Do I hear $50m? The bidding war is on for Tweetdeck's top-end users

Talk about swings and roundabouts. In this case, Silicon Roundabouts. For Tweetdeck holds a special place in the growing galaxy of London tech startups and the news today that it is still ‘in play‘ as an acquisition target is fascinating.

Last night the WSJ reported that Twitter is offering around $50 million for Tweetdeck. This is after UberMedia had supposedly acquired Tweetdeck for $25-$30 million. UberMedia has $21 million in funding to Twitter’s $360 million. TweetDeck has raised a little over $5 million in funding.

Back in February we reported – pretty confidently – that UberMedia had acquired Tweetdeck for $30m, although no party released any official statement at the time. If true then this would have given Bill Gross’ company, after buying EchoFon, another popular Twitter client, 20% of the userbase of Twitter. Tweetdeck reportedly has 11% of active Twitter users.

But oh what users they are.

Indeed, perhaps that was the reason why there were early signs that this was not a cut and dried deal. One was that the founder, Iain Dodsworth – who I’ve been tracking since I interviewed him for a podcast way back in 2008 – remained utterly tight-lipped about the whole thing.

Another was a suggestion on the rumour-mill that Tweetdeck’s backers, among them PRO Founders and Index Ventures, had done a switcher-rooney style deal to take on shares in UberMedia in exchange for UberMedia bringing Tweetdeck in-house – no doubt for a mix of cash and shares.

After-all, this makes sense. In an advertising market where aggregators tend to hold all the cards (see AOL’s blog acquisition strategy for that one) UberMedia was on its way to controlling a large proportion of the Twitter audience, and thus a valuable ad platform.

Except there was just one problem: Twitter itself.

Despite benefitting from the proliferation of client apps, Twitter has realised in recent times that client apps can exert a lot of market power.

It’s a long time since 2006, when I told Ev Williams in a Paris bar at Le Web that the reason Twitter was working better than Jaiku (long since acquired by Google) was that it allowed 3rd party apps to innovate. On mobile you could only use Jaiku on a Symbian S60 phone or mobile web, and it had no API for third party developers. Twitter had lost that battle but went on to win the war by releasing a simple API for developers.

So now we have a scenario where it looks like Twitter itself is trying to out-bid UberMedia in order re-assert its control over the consumption end of its own firehose. How times have changed.

And what of a future where Twitter controls Tweetdeck?

Actually I see two alternative scenarios. Either they kill the product and bring out their own version (please God no). Or – and this would be much smarter, and to my mind more likely – they do what Tweetdeck and Dodsworth always intended Tweetdeck to do, which is go after the professional market. For this is the natural constituency of Tweetdeck.

To do so would mean Twitter would have a client app for the mass market (Tweetie) and one for the professionals (Tweetdeck).
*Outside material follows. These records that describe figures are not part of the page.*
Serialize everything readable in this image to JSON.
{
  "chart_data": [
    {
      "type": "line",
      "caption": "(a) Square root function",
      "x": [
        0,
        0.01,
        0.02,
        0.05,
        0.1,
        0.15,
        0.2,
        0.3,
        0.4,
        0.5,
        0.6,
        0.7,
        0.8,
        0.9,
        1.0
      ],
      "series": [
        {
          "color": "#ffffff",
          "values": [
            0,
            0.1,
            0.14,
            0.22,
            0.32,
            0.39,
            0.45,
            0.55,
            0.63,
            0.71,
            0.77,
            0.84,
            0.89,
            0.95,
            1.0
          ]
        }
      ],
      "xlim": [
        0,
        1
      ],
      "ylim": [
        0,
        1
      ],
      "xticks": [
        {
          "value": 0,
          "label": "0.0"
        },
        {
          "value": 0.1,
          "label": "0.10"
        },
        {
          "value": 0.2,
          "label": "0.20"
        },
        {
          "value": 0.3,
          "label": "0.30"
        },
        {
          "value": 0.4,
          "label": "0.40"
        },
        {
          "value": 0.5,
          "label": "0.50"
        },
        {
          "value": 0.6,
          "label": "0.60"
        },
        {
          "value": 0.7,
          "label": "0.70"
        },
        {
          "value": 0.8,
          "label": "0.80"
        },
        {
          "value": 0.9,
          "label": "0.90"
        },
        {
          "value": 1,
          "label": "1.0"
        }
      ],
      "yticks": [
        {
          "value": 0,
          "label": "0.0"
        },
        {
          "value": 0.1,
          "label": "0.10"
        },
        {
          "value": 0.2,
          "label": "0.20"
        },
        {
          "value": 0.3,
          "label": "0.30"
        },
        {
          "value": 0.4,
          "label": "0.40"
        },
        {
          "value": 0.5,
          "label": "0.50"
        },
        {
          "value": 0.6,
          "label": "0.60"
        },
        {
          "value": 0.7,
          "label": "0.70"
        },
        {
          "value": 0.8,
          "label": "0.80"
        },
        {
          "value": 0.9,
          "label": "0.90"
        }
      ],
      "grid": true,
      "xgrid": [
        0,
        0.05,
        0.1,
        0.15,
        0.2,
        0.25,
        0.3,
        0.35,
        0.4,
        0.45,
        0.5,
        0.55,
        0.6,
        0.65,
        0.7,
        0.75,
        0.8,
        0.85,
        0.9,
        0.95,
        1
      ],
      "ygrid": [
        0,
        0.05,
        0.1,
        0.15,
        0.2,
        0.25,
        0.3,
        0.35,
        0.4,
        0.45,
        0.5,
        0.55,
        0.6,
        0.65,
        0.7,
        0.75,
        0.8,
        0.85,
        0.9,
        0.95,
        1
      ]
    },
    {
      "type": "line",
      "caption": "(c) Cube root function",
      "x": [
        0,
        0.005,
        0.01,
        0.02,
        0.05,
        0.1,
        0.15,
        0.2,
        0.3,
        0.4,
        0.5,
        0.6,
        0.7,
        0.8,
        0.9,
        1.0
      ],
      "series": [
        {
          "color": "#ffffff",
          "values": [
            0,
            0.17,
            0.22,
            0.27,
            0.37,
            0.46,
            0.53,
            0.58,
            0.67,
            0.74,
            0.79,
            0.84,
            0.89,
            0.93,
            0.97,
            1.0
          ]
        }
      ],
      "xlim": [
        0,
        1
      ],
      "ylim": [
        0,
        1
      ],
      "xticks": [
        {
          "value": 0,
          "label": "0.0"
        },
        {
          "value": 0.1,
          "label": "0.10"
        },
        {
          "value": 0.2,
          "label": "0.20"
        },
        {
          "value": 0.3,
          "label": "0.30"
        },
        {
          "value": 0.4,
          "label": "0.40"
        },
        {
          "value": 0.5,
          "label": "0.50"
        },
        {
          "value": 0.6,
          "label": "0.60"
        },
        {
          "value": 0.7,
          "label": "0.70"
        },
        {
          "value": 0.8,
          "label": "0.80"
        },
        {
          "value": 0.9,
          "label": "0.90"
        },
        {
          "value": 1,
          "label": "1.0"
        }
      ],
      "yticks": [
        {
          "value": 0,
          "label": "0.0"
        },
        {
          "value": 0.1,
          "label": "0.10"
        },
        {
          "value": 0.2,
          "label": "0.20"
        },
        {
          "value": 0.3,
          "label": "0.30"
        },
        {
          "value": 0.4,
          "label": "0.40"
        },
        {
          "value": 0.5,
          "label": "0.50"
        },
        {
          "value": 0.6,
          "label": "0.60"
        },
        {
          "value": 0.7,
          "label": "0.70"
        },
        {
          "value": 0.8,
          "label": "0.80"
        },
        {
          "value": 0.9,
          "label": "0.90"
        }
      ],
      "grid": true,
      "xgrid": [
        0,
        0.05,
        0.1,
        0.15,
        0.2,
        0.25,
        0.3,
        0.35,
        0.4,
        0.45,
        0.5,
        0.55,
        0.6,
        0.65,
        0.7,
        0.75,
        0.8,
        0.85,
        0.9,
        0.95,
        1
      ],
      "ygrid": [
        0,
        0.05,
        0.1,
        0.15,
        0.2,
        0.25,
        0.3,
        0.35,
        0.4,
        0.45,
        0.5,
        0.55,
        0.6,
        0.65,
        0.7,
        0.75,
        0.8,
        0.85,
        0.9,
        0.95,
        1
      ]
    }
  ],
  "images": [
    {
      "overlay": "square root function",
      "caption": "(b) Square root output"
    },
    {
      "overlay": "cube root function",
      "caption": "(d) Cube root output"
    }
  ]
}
Just look across the laptops open at any press conference and aside from realising they are 99% Macs, you’ll also notice every journalist using Tweetdeck.

Look across the laptops open at an Social Media confernece: Tweetdeck again.

Even ex-PM Tony Blair is using it.

It’s quite simply the best professional tool out there for dealing with Twitter, with multiple accounts, with pre-set searches, you name it. Tweetdeck’s share of Twitter’s audience is not just any old 11% – it’s the TOP 11% of users.

That is a hugely valuable audience and user-base and Tweetdeck, UberMedia and Twitter know it.

I therefore humbly disagree with the view that Twitter would shut down Tweetdeck. If anything it would simply close Deck.ly, it’s long-form microblogging platform – assuming it could be bothered and even then it might well keep that as an incursion into Tumblr’s space.

Indeed, has everyone forgotten how Seesmic effectively ceded the high-end user base to Tweetdeck, realising that if if could not win the high-end war it would have to pivot into the enterprise and cosy-up to Salesforce?

But whatever happens, it’s highly likely that Twitter has realised that it must wrestle control of Tweetdeck away from UberMedia. The alternative – just cutting off Tweetdeck’s access to Twitter – would be crazy.

Twitter has already shut down and then reinstated three UberMedia apps (Twidroyd, UberCurrent and UberSocial) for violating TOS policies – this was a train-wreck of a move.

And in fact those moves are more damaging to Twitter than simply bringing its users back into the Twitter fold. Especially given Tweetdeck’s valuable user base.

That means a bidding war is effectively on, and one which Tweetdeck’s investors, and Dodsworth, are no doubt quite content to see.

Finally, here’s the killer punch: If Twitter is valued at $8 billion then the top 11% of users would almost certainly be worth more that $50m. While that percentage of $8bn would be too high, the reach, brand and B2B positioning of Tweedeck put it closer to a $100m valuation.

Perhaps that’s why Dodsworth was so relaxed on Sunday?